In Robert Frank The Americans there are 83 images that reshaped the world of photography. It took Frank two years to complete the work for the book, as
he travelled across America in 1955 and 1956 on a Guggenheim Fellowship making photos of what he wanted, when he wanted.
For Robert Frank The Americans was not a literal piece but a poem. It was
poetic, political and personal all at the same time, Frank redefined photography and
in particular social documentary photography in this 50 years plus masterpiece.
The book was first published in France in 1958 as no American publisher wanted to touch it. The following year it was published in
America with an introductory text by Jack Kerouac, the Beat Generation poet. In Kerouac's own words: Frank... sucked a sad poem right out
of America onto film, taking rank among the tragic poets of the world."
Robert Frank pictures are of normal people, scenes you might encounter anywhere at any time.
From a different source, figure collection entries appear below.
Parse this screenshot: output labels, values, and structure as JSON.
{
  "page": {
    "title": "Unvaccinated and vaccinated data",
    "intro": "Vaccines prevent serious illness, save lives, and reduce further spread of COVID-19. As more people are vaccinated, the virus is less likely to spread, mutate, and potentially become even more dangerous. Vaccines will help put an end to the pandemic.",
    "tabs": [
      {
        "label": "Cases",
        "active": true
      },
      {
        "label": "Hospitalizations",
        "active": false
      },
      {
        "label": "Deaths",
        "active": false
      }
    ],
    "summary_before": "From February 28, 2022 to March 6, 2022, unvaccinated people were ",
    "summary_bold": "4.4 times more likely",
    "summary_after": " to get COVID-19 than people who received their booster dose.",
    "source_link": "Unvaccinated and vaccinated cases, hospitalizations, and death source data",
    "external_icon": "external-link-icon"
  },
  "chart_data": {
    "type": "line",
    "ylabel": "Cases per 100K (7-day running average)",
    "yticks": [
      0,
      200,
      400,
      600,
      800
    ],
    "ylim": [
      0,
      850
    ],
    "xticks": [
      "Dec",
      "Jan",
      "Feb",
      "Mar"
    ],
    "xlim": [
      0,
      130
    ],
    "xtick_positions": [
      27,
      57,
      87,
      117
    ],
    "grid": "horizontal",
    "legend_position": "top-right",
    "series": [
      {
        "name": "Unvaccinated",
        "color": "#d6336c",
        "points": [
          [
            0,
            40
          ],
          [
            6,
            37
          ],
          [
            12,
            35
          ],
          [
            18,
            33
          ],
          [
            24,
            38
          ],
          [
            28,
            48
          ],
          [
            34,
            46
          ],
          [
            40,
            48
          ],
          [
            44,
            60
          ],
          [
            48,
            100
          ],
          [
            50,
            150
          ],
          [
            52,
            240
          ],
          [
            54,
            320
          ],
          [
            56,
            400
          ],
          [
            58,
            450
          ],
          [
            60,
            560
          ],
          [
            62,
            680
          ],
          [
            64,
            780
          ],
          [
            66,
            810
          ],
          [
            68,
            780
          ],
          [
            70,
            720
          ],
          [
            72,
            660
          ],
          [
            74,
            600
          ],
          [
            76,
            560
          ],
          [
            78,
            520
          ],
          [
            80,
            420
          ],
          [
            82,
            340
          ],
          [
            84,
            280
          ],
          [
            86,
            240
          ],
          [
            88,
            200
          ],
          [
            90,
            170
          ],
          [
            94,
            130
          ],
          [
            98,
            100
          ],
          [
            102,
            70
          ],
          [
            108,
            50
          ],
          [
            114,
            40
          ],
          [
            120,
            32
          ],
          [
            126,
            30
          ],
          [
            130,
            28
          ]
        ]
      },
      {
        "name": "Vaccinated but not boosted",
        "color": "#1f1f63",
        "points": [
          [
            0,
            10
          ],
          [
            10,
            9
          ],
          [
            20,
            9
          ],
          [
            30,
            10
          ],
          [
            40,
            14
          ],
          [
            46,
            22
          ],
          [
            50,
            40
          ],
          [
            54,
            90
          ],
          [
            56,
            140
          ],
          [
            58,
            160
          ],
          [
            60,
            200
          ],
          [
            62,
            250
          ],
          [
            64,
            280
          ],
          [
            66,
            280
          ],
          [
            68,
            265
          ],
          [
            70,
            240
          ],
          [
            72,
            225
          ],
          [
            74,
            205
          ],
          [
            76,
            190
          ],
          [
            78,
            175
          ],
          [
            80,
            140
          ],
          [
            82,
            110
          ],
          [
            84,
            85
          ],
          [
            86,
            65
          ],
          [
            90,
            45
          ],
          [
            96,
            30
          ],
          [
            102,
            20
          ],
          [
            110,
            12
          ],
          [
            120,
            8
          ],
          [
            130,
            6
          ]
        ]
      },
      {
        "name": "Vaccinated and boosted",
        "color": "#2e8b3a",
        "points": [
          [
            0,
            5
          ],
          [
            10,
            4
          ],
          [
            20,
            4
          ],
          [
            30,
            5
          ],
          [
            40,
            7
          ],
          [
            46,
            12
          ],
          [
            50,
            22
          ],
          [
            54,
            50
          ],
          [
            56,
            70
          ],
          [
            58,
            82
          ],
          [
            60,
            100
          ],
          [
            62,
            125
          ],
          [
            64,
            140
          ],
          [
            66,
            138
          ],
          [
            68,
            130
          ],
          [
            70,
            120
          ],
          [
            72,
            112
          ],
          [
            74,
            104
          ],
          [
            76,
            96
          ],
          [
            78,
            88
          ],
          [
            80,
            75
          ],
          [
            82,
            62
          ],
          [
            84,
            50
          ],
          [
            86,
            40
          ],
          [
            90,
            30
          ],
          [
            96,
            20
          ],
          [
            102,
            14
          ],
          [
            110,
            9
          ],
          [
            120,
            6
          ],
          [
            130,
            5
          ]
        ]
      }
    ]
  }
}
They summed up the American life-style in a way that no
one had seen it before.
In Robert Frank The Americans, Frank challenged photography entirely. It was no longer about beautiful landscapes or women draped in the latest fashion. It was about reality itself, whether ugly or beautiful.
In Charleston, South Carolina we observe the hypocrisy of a nation that treats black people as unequal to white but considers them good enough to
look after their children.
Robert Frank Photographer & Film Maker
By the time The Americans was published in the United States Frank had abandoned photography in favour of filmmaking. Amongst his films are
Pull My Daisy, Sin of Jesus, Keep Busy and Candy Mountain. However, he returned to still imagery in 197s with his second book
of photographs The Lines of My Hand
Frank separated from his first wife Mary Lockspeiser, a fellow artist, in 1969 and remarried the sculptor June Leaf.
In 1974 Frank's daughter Andrea, was killed in a plane crash in Guatemala. Around that time, his son, Pablo, was diagnosed with schizophrenia
and he later died in hospital in 1994. Much of Frank's work since then has been concerned with the grief and trauma associated with his double loss.
50th Anniversary of The Americans
Pingyao International Photography Festival, 2007: Photo by Anne Darling
Contact Press Images hosted an exhibition of Frank's photographs at the annual Pingyao International Photography Festival in China in 2007. A former diesel
engine factory was used to mount five major exhibitions centered around Robert Frank The Americans which was then 50 years old.
Posing for the Camera in Front of a Robert Frank Image at Pingyao International Photography Festival, 2007: Photo by Anne Darling
The exhibition of Frank's The Americans was recreated, not as a series of mounted prints, but as enlarged pages, all 83 of them, so that
visitors could walk through (see above).